Expectations were raised but never met. Netanyahu forged ahead with his right-wing policies virtually unchecked. More than anything, last year’s passing of the nation-state law, which downgraded Arabic from its status as an official language and encourages the building of Jewish-only communities, demoralized Arabs.
Then, weeks before campaigning for this election began, the Arab alliance split, threatening to divide the Arab vote. If turnout is low, the second Arab list, Balad-Ra’am, may struggle to pass the 3.25 percent barrier.
“Our program is strong but the real problem is trying to convince and reach people in large numbers. A big part of the population is angry, in part because of the breakup of the list,” says Mansour Abbas, a candidate for the Balad-Ra’am list. “If we don’t take part in the political process it will undermine our ability to be citizens of the state and it will move further to the right and take away what rights we have.”
He reckons Arab parties will still get 11 to 12 seats. Touma-Sliman hopes such forecasts are accurate, “but I’m really scared it could end up being five,” she says
Diana Buttu, a Palestinian lawyer with Israeli citizenship, said there were two categories of Arabs who will not vote: those who are disenchanted with the system and a smaller group who believe they would be legitimizing a government they consider an occupying force. Her concern is that as Arab complaints about discrimination, ranging from the “erasure” of the Arab language to social inequalities, are ignored, the number of those disenchanted is rising.
“This is the first election that you see the category ‘what have you done for me lately’ coming into play,” she says. “The challenge the next politicians are going to face is to counter expectations, but also show they are a force that can be reckoned with; to show that they are pushing back against racism and discrimination.”
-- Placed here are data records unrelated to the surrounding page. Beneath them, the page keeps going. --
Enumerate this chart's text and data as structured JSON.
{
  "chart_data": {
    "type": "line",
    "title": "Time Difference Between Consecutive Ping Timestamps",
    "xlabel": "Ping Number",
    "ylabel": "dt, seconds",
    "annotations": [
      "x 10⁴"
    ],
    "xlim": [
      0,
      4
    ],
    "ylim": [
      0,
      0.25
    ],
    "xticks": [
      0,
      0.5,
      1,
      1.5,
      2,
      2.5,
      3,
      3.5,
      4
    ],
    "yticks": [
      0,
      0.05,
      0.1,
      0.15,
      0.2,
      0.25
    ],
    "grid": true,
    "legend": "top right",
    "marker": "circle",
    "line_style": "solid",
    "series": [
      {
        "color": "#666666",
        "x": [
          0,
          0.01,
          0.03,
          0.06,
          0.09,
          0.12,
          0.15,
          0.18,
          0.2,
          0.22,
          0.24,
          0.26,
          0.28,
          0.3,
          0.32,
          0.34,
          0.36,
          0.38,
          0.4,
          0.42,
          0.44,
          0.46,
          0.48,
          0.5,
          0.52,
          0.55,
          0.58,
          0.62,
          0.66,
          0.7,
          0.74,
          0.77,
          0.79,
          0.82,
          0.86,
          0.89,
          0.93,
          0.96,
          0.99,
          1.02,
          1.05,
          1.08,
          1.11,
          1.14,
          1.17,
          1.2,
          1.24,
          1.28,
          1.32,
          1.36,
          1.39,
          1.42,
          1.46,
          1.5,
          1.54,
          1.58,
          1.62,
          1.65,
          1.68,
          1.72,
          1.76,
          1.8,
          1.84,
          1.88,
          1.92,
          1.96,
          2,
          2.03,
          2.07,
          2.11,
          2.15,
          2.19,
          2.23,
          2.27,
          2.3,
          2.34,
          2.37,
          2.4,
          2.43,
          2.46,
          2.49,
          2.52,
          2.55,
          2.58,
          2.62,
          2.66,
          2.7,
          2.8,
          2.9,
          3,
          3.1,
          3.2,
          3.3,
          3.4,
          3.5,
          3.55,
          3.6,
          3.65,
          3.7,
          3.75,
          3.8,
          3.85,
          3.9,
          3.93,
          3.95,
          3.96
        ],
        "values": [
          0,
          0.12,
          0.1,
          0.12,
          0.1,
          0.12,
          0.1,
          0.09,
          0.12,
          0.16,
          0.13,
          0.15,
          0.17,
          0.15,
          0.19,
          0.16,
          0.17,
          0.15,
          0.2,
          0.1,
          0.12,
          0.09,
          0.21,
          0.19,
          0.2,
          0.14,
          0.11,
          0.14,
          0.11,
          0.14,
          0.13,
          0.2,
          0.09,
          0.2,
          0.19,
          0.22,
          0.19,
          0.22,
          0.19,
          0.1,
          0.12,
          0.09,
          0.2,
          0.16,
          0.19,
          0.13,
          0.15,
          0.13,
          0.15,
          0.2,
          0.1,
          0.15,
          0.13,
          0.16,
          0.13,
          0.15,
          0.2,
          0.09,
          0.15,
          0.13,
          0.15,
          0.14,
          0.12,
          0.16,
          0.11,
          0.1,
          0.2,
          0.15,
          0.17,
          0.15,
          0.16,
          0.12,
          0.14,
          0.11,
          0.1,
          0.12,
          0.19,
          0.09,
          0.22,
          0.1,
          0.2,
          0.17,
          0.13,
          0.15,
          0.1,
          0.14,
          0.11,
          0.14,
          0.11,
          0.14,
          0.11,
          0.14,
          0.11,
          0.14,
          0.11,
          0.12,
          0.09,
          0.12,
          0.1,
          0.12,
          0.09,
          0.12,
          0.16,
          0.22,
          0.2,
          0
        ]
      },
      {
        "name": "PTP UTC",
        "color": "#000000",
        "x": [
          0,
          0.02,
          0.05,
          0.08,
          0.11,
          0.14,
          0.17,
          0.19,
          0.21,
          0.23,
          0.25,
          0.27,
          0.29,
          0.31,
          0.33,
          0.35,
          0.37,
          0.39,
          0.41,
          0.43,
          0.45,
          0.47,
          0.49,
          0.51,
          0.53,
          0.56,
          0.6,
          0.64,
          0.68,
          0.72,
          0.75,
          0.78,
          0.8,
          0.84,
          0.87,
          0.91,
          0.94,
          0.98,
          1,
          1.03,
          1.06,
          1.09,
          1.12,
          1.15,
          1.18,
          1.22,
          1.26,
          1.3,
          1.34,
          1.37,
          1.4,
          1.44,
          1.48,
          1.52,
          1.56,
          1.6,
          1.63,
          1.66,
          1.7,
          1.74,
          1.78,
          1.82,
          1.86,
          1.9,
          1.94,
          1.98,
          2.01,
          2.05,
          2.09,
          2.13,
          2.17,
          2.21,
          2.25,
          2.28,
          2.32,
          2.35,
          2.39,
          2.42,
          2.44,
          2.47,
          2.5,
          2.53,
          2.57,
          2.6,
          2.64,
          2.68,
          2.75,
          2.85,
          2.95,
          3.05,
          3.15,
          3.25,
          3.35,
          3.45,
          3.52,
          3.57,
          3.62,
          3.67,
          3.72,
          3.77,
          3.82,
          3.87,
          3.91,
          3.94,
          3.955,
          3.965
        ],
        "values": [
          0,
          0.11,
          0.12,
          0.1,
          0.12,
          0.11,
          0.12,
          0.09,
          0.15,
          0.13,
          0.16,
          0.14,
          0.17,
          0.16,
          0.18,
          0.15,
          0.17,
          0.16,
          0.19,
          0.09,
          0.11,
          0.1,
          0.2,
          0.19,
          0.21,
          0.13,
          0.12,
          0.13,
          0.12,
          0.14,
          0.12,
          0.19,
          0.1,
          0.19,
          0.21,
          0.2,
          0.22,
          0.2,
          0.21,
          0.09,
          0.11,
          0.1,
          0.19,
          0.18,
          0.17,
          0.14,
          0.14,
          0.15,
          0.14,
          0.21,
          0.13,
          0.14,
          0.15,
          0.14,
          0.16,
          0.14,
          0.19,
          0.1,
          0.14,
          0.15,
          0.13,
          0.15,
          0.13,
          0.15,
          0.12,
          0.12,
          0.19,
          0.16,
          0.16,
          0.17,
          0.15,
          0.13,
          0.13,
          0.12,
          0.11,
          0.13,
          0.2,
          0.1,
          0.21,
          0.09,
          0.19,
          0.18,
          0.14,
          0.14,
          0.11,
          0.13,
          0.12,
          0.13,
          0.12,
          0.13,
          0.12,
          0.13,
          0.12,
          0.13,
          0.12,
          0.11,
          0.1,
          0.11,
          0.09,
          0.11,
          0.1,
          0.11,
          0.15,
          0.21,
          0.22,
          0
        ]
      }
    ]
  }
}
With an overwhelming young Arab population, much will rest with voters such as Bianca, a 21-year-old student in the mixed city of Haifa who will cast her ballot for the first time. “I know we are a minority, but I want to use this right, this is our democratic choice,” she says.
Further down the street, Mohammed Soli has given up on politics. “They only care about their salaries,” the 22-year-old says. “They are just talking, not doing.”
His sentiment underscores the challenges politicians such as Touma-Sliman face. She describes the Arab MP’s lot as a “lose-lose situation.”
“It’s like taking food from the mouth of the wolf,” she says. “Sometimes you get your hand out safe, and sometimes you lose your hand and you don’t even get the food.”